There are other things you can achieve with content. One of them is directly helping the sales reps do their jobs (as opposed to only targeting the customer).

Your mission defines your focus. Take a look at the content you’ve been putting out so far – how much of it is doing ‘just that’? There’s a frequent perception that marketing only comes in at certain stages of the buying cycle – like finding and qualifying leads, before handing them off to be courted and converted.

The problem is, if you set out to create content for those purposes, you’ll likely create content for those and little else. Content marketing can and should be used as part of an overarching strategy, providing collateral and tools that act as sales aids as well as educating customers – as well as saving the reps time spent cooking up their own, which may not be in line with your organization’s direction.

Tunnel vision is seldom a good thing. Look beyond the scope your content has been restricted to and remind yourself that other resources – slide decks, cheat sheets, review compilations – can be just as helpful to the sales folks as they can be to a client.

Don’t hobble your allies

Content isn’t just for the customers, either.

No, really. Imagine the mortification when little or none of all that rich, resonant, useful information you’ve been putting out to them is known to their sales reps.

It’s crucial for you to arm the sales with the same knowledge you’ve been giving to their customers and prospects. It may sound basic, but it has to be stressed: taking it for granted that the reps know what their customers do can be a huge mistake, especially if content marketing has been working well for you!

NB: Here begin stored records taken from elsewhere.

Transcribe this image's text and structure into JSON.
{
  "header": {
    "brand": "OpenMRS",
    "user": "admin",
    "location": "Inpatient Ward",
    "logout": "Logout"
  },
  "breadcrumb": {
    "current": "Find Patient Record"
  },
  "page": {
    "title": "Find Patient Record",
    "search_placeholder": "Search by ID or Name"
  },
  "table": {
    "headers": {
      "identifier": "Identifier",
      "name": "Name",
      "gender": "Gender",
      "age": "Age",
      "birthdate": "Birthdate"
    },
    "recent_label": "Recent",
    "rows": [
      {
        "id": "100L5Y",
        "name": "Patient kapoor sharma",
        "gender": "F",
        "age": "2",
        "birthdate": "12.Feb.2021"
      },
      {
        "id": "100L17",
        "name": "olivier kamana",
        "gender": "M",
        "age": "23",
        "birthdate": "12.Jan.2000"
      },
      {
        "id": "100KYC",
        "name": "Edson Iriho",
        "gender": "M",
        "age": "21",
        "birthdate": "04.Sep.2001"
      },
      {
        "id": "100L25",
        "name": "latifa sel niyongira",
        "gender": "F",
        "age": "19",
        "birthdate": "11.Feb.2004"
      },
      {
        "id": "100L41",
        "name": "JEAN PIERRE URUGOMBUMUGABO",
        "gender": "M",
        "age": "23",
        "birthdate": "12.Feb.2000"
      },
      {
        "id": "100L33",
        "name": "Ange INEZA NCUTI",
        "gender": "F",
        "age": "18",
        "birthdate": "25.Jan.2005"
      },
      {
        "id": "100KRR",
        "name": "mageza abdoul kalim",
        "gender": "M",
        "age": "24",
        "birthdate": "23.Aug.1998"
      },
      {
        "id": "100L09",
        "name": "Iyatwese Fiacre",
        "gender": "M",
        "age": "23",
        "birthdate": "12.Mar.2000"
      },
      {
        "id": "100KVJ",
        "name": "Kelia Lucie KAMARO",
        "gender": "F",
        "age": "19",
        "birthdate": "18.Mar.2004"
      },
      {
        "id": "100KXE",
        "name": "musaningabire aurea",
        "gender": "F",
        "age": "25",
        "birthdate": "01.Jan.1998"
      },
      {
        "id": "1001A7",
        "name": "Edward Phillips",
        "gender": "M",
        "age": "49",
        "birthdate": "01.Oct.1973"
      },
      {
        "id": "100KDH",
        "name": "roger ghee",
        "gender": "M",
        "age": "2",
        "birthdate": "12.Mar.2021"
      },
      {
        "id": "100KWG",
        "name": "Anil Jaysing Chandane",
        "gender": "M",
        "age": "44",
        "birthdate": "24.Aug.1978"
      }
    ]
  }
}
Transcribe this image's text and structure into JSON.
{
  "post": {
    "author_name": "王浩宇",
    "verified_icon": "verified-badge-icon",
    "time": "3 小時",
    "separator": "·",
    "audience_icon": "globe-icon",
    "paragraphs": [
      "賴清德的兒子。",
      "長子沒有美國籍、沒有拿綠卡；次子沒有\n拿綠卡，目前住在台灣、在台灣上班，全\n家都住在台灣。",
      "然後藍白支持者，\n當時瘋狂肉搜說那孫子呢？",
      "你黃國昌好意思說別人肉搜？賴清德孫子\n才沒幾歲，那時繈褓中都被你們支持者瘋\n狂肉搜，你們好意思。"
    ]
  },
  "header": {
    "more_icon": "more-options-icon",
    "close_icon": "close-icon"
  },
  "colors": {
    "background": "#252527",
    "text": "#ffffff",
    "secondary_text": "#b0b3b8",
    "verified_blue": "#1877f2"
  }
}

Effort has to be made to ensure the sales folks are following what you’re putting out. Otherwise? There’s every chance they’ll not bother – or they’re likely to focus on what’s less relevant. Even if they do know, again, you need to be in sync with them so everybody’s on the same wavelength. So they know the right things.

Who feels comfortable working with somebody whose left hand doesn’t know what their right hand are doing? Don’t put your own side down and hurt conversion chances.

Content that blurs the line

That’s one of the very real and pertinent reasons why sales and marketing traditionally ‘don’t mix’. But those aside, one of the places this issue rears its head the most is – surprise – content.

Thought leadership is useful for a business and valuable to customers, but it’s not always all it can be. What happens when, as a buyer, a marketer tells you how a solution will solve your problem, only to be followed by a sales rep who goes into detail on what exactly the solution does? This: nobody selling you on how those details solve your problem, or why, indeed, you should buy it from them.

That’s why good marketing content always comes with a variable dose of sales-speak. A piece of content not only has to cover an offering’s pros, it also has to assist sales by showing readers how those pros add value. Why expound on high-brow issues if you can’t relate them to the ground?

Get out of the armchair

This is worth repeating, if in a slightly different context. Unless you’re a marketer in some sort of deviant organizational structure where marketing sells and sales evangelizes, it’s the latter role whose job it is to know the customer inside and out.

Much has been written about the ‘silo mentality’ and disconnection between departments in the same company, but the heart of the matter is really much simpler to define: you’re not always right when you think you know the audience best.

Truly relevant content stems not only from what subjects resonate most with customers, but how those subjects are put across. Remember, each customer is different. Whether you’re personalizing content for one or creating catch-all content for many, you need front-line insight into how they consume content and what they look for in it to add those little touches that convince.

As a content marketer, your own sales folks are targets as well. And they win deals by getting out on the streets, by knowing what the customers want. Unless you can do the former, leverage those personal relationships reps have with their clients to get the latter.

Yes, content marketing is a strategic, long-haul thing. But by also using it as sales enablement, especially in B2B environments, an organization can reap dual benefits from the same source. Are there more? Tell us below.